Earlier this year, the Indian government approved a $1.3bn insurance scheme for its farmers, protecting them against crop failures as a way to help put a stop to a spate of suicides. Two hard and devastating successive years of drought have battered the country’s already struggling rural heartland, with farmer suicides in rural areas regularly making news. Since 1995, more than 300,000 farmers have killed themselves. Now, thankfully, more help is on its way through eKutir Global, a pioneer in creating sustainable, tech-driven, social Impact solutions for India’s smallholder farmers. eKutir is the country’s first brand to be certified as a B Corp, using business as a force to generate positive social and environmental impact.
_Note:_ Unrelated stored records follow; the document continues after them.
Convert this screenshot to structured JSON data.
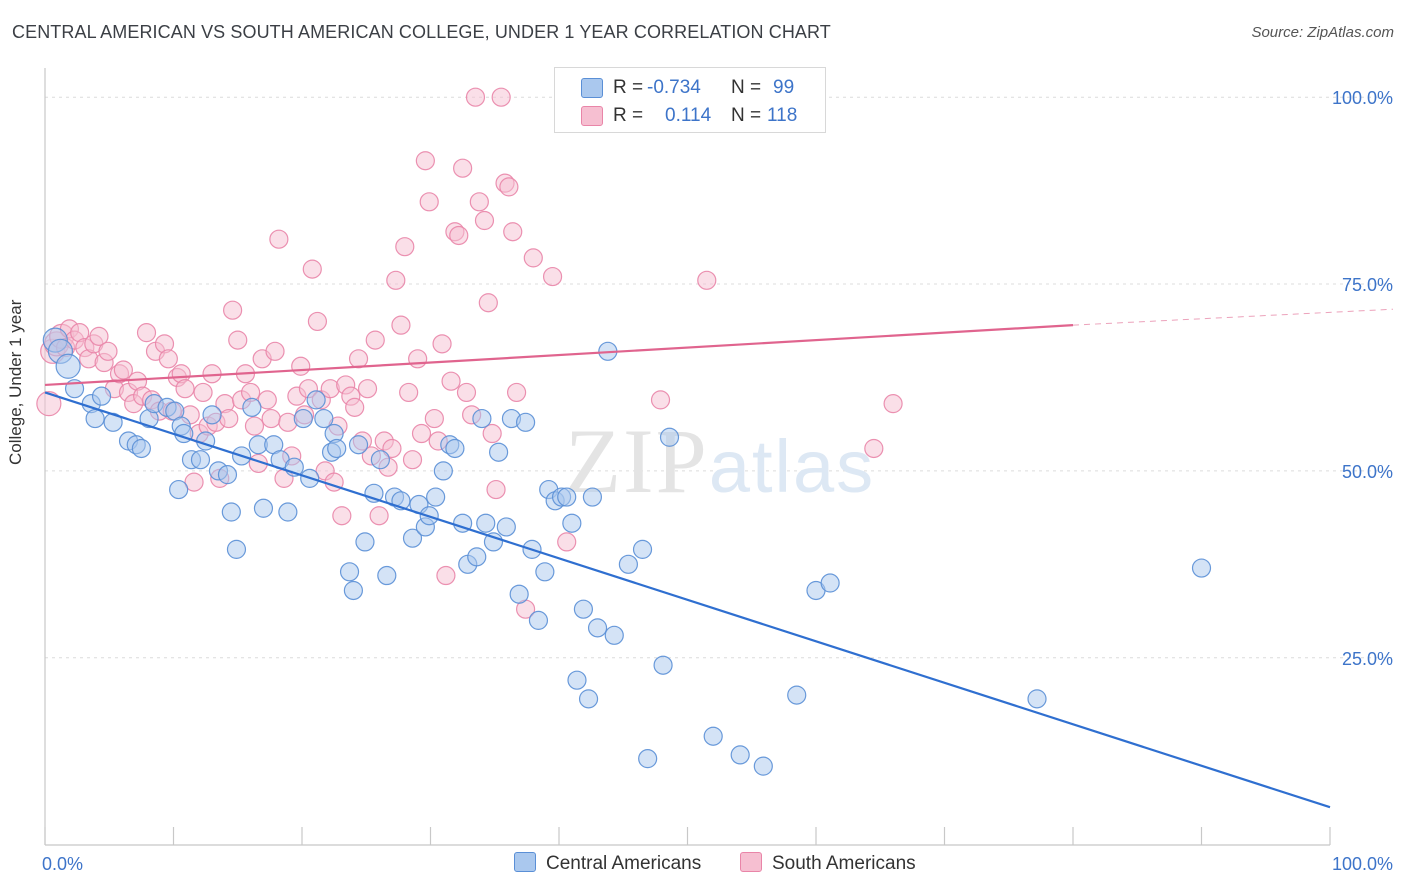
{
  "title": "CENTRAL AMERICAN VS SOUTH AMERICAN COLLEGE, UNDER 1 YEAR CORRELATION CHART",
  "source": "Source: ZipAtlas.com",
  "watermark": "ZIPatlas",
  "colors": {
    "blue_fill": "#aac8ee",
    "blue_stroke": "#5a8fd6",
    "blue_line": "#2f6fd0",
    "pink_fill": "#f6bfd1",
    "pink_stroke": "#e985a8",
    "pink_line": "#e0648e",
    "tick_text": "#3d74c9",
    "grid": "#dcdcdc"
  },
  "legend": {
    "r_label": "R =",
    "n_label": "N =",
    "blue": {
      "r": "-0.734",
      "n": "99"
    },
    "pink": {
      "r": "0.114",
      "n": "118"
    }
  },
  "bottom_legend": {
    "blue": "Central Americans",
    "pink": "South Americans"
  },
  "chart_data": {
    "type": "scatter",
    "title": "CENTRAL AMERICAN VS SOUTH AMERICAN COLLEGE, UNDER 1 YEAR CORRELATION CHART",
    "xlabel": "",
    "ylabel": "College, Under 1 year",
    "xlim": [
      0,
      100
    ],
    "ylim": [
      0,
      105
    ],
    "x_tick_labels": [
      "0.0%",
      "100.0%"
    ],
    "y_ticks": [
      25,
      50,
      75,
      100
    ],
    "y_tick_labels": [
      "25.0%",
      "50.0%",
      "75.0%",
      "100.0%"
    ],
    "grid": true,
    "series": [
      {
        "name": "Central Americans",
        "color": "blue",
        "trend": {
          "x0": 0,
          "y0": 60.5,
          "x1": 100,
          "y1": 5.0
        },
        "points": [
          [
            0.8,
            67.5
          ],
          [
            1.2,
            66
          ],
          [
            1.8,
            64
          ],
          [
            2.3,
            61
          ],
          [
            3.6,
            59
          ],
          [
            3.9,
            57
          ],
          [
            4.4,
            60
          ],
          [
            5.3,
            56.5
          ],
          [
            6.5,
            54
          ],
          [
            7.1,
            53.5
          ],
          [
            7.5,
            53
          ],
          [
            8.1,
            57
          ],
          [
            8.5,
            59
          ],
          [
            9.5,
            58.5
          ],
          [
            10.1,
            58
          ],
          [
            10.4,
            47.5
          ],
          [
            10.6,
            56
          ],
          [
            10.8,
            55
          ],
          [
            11.4,
            51.5
          ],
          [
            12.1,
            51.5
          ],
          [
            12.5,
            54
          ],
          [
            13.0,
            57.5
          ],
          [
            13.5,
            50
          ],
          [
            14.2,
            49.5
          ],
          [
            14.5,
            44.5
          ],
          [
            14.9,
            39.5
          ],
          [
            15.3,
            52
          ],
          [
            16.1,
            58.5
          ],
          [
            16.6,
            53.5
          ],
          [
            17.0,
            45
          ],
          [
            17.8,
            53.5
          ],
          [
            18.3,
            51.5
          ],
          [
            18.9,
            44.5
          ],
          [
            19.4,
            50.5
          ],
          [
            20.1,
            57
          ],
          [
            20.6,
            49
          ],
          [
            21.1,
            59.5
          ],
          [
            21.7,
            57
          ],
          [
            22.3,
            52.5
          ],
          [
            22.5,
            55
          ],
          [
            22.7,
            53
          ],
          [
            23.7,
            36.5
          ],
          [
            24.0,
            34
          ],
          [
            24.4,
            53.5
          ],
          [
            24.9,
            40.5
          ],
          [
            25.6,
            47
          ],
          [
            26.1,
            51.5
          ],
          [
            26.6,
            36
          ],
          [
            27.2,
            46.5
          ],
          [
            27.7,
            46
          ],
          [
            28.6,
            41
          ],
          [
            29.1,
            45.5
          ],
          [
            29.6,
            42.5
          ],
          [
            29.9,
            44
          ],
          [
            30.4,
            46.5
          ],
          [
            31.0,
            50
          ],
          [
            31.5,
            53.5
          ],
          [
            31.9,
            53
          ],
          [
            32.5,
            43
          ],
          [
            32.9,
            37.5
          ],
          [
            33.6,
            38.5
          ],
          [
            34.0,
            57
          ],
          [
            34.3,
            43
          ],
          [
            34.9,
            40.5
          ],
          [
            35.3,
            52.5
          ],
          [
            35.9,
            42.5
          ],
          [
            36.3,
            57
          ],
          [
            36.9,
            33.5
          ],
          [
            37.4,
            56.5
          ],
          [
            37.9,
            39.5
          ],
          [
            38.4,
            30
          ],
          [
            38.9,
            36.5
          ],
          [
            39.2,
            47.5
          ],
          [
            39.7,
            46
          ],
          [
            40.2,
            46.5
          ],
          [
            40.6,
            46.5
          ],
          [
            41.0,
            43
          ],
          [
            41.4,
            22
          ],
          [
            41.9,
            31.5
          ],
          [
            42.3,
            19.5
          ],
          [
            42.6,
            46.5
          ],
          [
            43.0,
            29
          ],
          [
            43.8,
            66
          ],
          [
            44.3,
            28
          ],
          [
            45.4,
            37.5
          ],
          [
            46.5,
            39.5
          ],
          [
            46.9,
            11.5
          ],
          [
            48.1,
            24
          ],
          [
            48.6,
            54.5
          ],
          [
            52.0,
            14.5
          ],
          [
            54.1,
            12
          ],
          [
            55.9,
            10.5
          ],
          [
            58.5,
            20
          ],
          [
            60.0,
            34
          ],
          [
            61.1,
            35
          ],
          [
            77.2,
            19.5
          ],
          [
            90.0,
            37
          ]
        ]
      },
      {
        "name": "South Americans",
        "color": "pink",
        "trend": {
          "x0": 0,
          "y0": 61.5,
          "x1": 80,
          "y1": 69.5,
          "x_dash_end": 100,
          "y_dash_end": 71.5
        },
        "points": [
          [
            0.3,
            59
          ],
          [
            0.6,
            66
          ],
          [
            0.9,
            67
          ],
          [
            1.3,
            68
          ],
          [
            1.6,
            66.5
          ],
          [
            1.9,
            69
          ],
          [
            2.3,
            67.5
          ],
          [
            2.7,
            68.5
          ],
          [
            3.1,
            66.5
          ],
          [
            3.4,
            65
          ],
          [
            3.8,
            67
          ],
          [
            4.2,
            68
          ],
          [
            4.6,
            64.5
          ],
          [
            4.9,
            66
          ],
          [
            5.4,
            61
          ],
          [
            5.8,
            63
          ],
          [
            6.1,
            63.5
          ],
          [
            6.5,
            60.5
          ],
          [
            6.9,
            59
          ],
          [
            7.2,
            62
          ],
          [
            7.6,
            60
          ],
          [
            7.9,
            68.5
          ],
          [
            8.3,
            59.5
          ],
          [
            8.6,
            66
          ],
          [
            8.9,
            58
          ],
          [
            9.3,
            67
          ],
          [
            9.6,
            65
          ],
          [
            9.9,
            58
          ],
          [
            10.3,
            62.5
          ],
          [
            10.6,
            63
          ],
          [
            10.9,
            61
          ],
          [
            11.3,
            57.5
          ],
          [
            11.6,
            48.5
          ],
          [
            12.0,
            55
          ],
          [
            12.3,
            60.5
          ],
          [
            12.7,
            56
          ],
          [
            13.0,
            63
          ],
          [
            13.3,
            56.5
          ],
          [
            13.6,
            49
          ],
          [
            14.0,
            59
          ],
          [
            14.3,
            57
          ],
          [
            14.6,
            71.5
          ],
          [
            15.0,
            67.5
          ],
          [
            15.3,
            59.5
          ],
          [
            15.6,
            63
          ],
          [
            16.0,
            60.5
          ],
          [
            16.3,
            56
          ],
          [
            16.6,
            51
          ],
          [
            16.9,
            65
          ],
          [
            17.3,
            59.5
          ],
          [
            17.6,
            57
          ],
          [
            17.9,
            66
          ],
          [
            18.2,
            81
          ],
          [
            18.6,
            49
          ],
          [
            18.9,
            56.5
          ],
          [
            19.2,
            52
          ],
          [
            19.6,
            60
          ],
          [
            19.9,
            64
          ],
          [
            20.2,
            57.5
          ],
          [
            20.5,
            61
          ],
          [
            20.8,
            77
          ],
          [
            21.2,
            70
          ],
          [
            21.5,
            59.5
          ],
          [
            21.8,
            50
          ],
          [
            22.2,
            61
          ],
          [
            22.5,
            48.5
          ],
          [
            22.8,
            56
          ],
          [
            23.1,
            44
          ],
          [
            23.4,
            61.5
          ],
          [
            23.8,
            60
          ],
          [
            24.1,
            58.5
          ],
          [
            24.4,
            65
          ],
          [
            24.7,
            54
          ],
          [
            25.1,
            61
          ],
          [
            25.4,
            52
          ],
          [
            25.7,
            67.5
          ],
          [
            26.0,
            44
          ],
          [
            26.4,
            54
          ],
          [
            26.7,
            50.5
          ],
          [
            27.0,
            53
          ],
          [
            27.3,
            75.5
          ],
          [
            27.7,
            69.5
          ],
          [
            28.0,
            80
          ],
          [
            28.3,
            60.5
          ],
          [
            28.6,
            51.5
          ],
          [
            29.0,
            65
          ],
          [
            29.3,
            55
          ],
          [
            29.6,
            91.5
          ],
          [
            29.9,
            86
          ],
          [
            30.3,
            57
          ],
          [
            30.6,
            54
          ],
          [
            30.9,
            67
          ],
          [
            31.2,
            36
          ],
          [
            31.6,
            62
          ],
          [
            31.9,
            82
          ],
          [
            32.2,
            81.5
          ],
          [
            32.5,
            90.5
          ],
          [
            32.8,
            60.5
          ],
          [
            33.2,
            57.5
          ],
          [
            33.5,
            100
          ],
          [
            33.8,
            86
          ],
          [
            34.2,
            83.5
          ],
          [
            34.5,
            72.5
          ],
          [
            34.8,
            55
          ],
          [
            35.1,
            47.5
          ],
          [
            35.5,
            100
          ],
          [
            35.8,
            88.5
          ],
          [
            36.1,
            88
          ],
          [
            36.4,
            82
          ],
          [
            36.7,
            60.5
          ],
          [
            37.4,
            31.5
          ],
          [
            38.0,
            78.5
          ],
          [
            39.5,
            76
          ],
          [
            40.6,
            40.5
          ],
          [
            47.9,
            59.5
          ],
          [
            51.5,
            75.5
          ],
          [
            64.5,
            53
          ],
          [
            66.0,
            59
          ]
        ]
      }
    ]
  }
}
eKutir Global is a part of eKutir India Social Enterprise Group, a finalist in the MIT Inclusive Innovation Competition (IIC) under the ‘new models’ category. As a first-of-its-kind human-digital platform, it has reached 70,000 farmers through a network of licensed community agents, capturing data to recommend the best solutions for smallholder farmers throughout their production cycle by connecting them to tools, finance and buyers. eKutir Global is a public benefit corporation based in the US, founded by Ashoka fellows, a MIT Sloan alum, a young social entrepreneur and a tech innovator.
This MIT Competition, falls under the ‘Initiative on the Digital Economy’ (IDE), which explores how people and businesses can work, interact, and prosper in an era of profound digital transformation. Working alone and with public and private sector partners, the IDE supports and conducts groundbreaking research in the areas of productivity and employment, big data, new digital business models, and social analytics, finding the next generation of amazing innovators lifting the economic prospects in the Second Machine Age.
These MIT IIC award candidates were selected on their focus to harness digital innovations to create a shared prosperity for people who earn middle- and base-level incomes. Finalists will receive a $25,000 award. On 27 September at the MIT Media Lab in Cambridge, MA, the IIC will host Inclusive Innovation, a day of programming, ending with the IIC Awards ceremony, where four of the Finalists will be selected to receive an additional $100,000 Grand Prize. Throughout September, the IIC will spotlight each Finalist’s work on Twitter. The competition is funded with support from The Rockefeller Foundation, the Joyce Foundation, the NASDAQ foundation, and Eric and Wendy Schmidt.
There are no silver bullets or quick fixes for the farmers in India, but design social programmes like eKutir are providing a positive lifeline to helping effectively reduce income and food insecurity among rural populations, providing a stimulus to the rural economy, empowering women and enhancing the capacity of the rural poor and the most vulnerable to invest in their future.